Ting Ting - Ring My Bell!

Q  I seem to either get shouted at or ignored if I use a cycle bell. Is there any guidance available?

A  Firstly, there is the law. A bicycle has to be fitted with a bell before sale. But the law doesn't say how loud the bell has to be nor does it say when you have to use it.

The Highway Code says we should all be considerate to other road users, and to let them know you are there when necessary, for example by ringing your bell or other 'audible warning' – a horn or the  human voice would do.

So, it is recommended that you fit a bell to your cycle for alerting pedestrians or other cyclists

Manufacturers often fit the simplest bell just to comply with these requirements, but a simple dome with a thumb operated spring lever just goes 'Ting' and can sound like a bit of background noise.

I was riding a shared path round Farlington Marshes and saw a man ahead looking at the birds.
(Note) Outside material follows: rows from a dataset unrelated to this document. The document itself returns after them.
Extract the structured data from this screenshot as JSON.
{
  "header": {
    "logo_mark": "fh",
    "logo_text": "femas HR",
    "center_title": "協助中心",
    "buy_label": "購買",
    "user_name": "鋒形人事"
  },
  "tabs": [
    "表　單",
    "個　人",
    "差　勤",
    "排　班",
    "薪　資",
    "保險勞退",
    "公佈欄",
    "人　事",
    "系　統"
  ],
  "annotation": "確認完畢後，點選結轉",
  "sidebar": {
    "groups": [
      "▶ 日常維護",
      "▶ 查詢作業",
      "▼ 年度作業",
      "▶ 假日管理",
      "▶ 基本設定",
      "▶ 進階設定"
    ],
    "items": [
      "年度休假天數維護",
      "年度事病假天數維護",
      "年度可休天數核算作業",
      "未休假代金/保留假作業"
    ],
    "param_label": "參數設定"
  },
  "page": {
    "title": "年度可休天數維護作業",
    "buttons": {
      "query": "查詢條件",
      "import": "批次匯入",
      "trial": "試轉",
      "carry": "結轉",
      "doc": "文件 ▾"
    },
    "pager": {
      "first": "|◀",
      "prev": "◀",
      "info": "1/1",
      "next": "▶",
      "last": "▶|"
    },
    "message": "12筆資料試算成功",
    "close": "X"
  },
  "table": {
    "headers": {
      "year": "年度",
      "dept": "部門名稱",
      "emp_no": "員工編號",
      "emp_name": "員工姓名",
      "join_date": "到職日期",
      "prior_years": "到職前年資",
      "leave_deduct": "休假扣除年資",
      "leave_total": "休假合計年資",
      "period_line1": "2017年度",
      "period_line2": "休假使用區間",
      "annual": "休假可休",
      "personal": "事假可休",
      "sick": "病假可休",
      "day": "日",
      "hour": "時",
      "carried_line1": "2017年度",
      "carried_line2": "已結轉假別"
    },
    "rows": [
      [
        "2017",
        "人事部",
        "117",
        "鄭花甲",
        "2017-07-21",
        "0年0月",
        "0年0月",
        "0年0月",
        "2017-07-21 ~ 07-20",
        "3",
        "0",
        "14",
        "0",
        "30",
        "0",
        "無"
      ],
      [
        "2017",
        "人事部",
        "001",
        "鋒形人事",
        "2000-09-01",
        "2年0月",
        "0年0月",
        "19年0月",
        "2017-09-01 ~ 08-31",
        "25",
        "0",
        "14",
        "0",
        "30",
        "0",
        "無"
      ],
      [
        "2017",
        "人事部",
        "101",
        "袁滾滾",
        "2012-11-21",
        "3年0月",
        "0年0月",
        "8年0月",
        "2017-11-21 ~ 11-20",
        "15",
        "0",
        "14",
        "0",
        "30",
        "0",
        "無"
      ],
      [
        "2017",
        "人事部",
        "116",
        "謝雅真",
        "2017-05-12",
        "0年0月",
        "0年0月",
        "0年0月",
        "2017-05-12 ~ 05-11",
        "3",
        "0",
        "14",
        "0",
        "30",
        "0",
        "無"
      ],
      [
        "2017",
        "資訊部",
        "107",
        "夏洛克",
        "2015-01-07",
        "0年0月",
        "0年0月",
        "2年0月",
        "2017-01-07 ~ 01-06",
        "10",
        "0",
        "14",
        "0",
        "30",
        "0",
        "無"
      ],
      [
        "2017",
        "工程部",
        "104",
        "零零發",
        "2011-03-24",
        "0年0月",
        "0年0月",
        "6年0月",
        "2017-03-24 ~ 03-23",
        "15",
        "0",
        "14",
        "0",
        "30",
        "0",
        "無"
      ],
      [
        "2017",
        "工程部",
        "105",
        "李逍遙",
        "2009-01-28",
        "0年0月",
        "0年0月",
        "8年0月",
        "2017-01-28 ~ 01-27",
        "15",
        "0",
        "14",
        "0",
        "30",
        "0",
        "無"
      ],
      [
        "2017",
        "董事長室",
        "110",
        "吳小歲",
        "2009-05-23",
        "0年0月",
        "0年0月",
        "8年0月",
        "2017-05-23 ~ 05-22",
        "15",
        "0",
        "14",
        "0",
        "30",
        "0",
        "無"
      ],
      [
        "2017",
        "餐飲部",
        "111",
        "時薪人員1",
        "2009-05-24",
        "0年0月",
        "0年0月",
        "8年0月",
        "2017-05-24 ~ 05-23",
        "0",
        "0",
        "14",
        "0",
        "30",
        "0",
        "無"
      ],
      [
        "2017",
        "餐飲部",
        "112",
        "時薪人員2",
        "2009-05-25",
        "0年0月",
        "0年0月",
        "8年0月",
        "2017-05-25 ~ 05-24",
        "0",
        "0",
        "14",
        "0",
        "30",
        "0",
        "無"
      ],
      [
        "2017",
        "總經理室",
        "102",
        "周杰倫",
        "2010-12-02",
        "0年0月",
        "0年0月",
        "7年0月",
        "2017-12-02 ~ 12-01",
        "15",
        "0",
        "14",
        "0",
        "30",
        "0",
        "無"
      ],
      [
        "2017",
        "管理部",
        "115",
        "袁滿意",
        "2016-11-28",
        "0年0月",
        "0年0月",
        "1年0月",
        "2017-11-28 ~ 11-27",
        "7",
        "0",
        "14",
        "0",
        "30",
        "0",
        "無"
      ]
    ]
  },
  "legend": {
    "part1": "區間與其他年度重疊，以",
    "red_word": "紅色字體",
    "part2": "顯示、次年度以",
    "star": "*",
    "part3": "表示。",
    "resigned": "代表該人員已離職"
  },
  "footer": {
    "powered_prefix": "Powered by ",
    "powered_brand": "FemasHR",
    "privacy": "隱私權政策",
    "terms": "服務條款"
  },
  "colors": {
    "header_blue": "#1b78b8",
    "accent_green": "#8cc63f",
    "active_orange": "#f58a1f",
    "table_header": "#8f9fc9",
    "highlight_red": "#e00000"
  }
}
I 'dinged' and he didn't react, so I dinged again as I got nearer and he started looking at the ground to see what he had dropped.

Since then I have fitted either a traditional bell that goes 'Brrrring' or on  my other bike a new 'two tone' bell that goes 'ding-dong' like the old 'Avon Calling' advertisements. This usually makes people smile.

As the highway code says, all road users should be considerate to each other, and that applies to shared cycle and pedestrian paths, as well as roads.

On a bike, or off it, we can all be preoccupied and not listening out, particularly if we are in conversation. Two or three people walking along together are probably talking, as well as being spread out a bit so it is courteous to let them know there is a bike coming up behind them.

If you ring your bell too far away, they may not hear it or take notice, and if you wait until you are almost upon them a bike bell ringing in their ear can be startling, so a compromise is needed. I prefer to give an early warning ring at what I think is a suitable distance, and if there is no reaction, to ring again as I get nearer, perhaps a double ring to try to cut through the awareness of the other person, cyclists as well as walkers. Generally one of a group will half turn and budge the others slightly to one side. Sometimes they will stand still at one side of the path, and sometimes they will reel their dog in from its extending lead.

Either way I thank them as I pass.

Sometimes a bike bell is ignored, for whatever reason so you can call out. Something like 'Bike coming through' but try to sound friendly and not aggressive and don't wait until you are immediately behind, and startle someone. Then it would be your turn to get shouted at.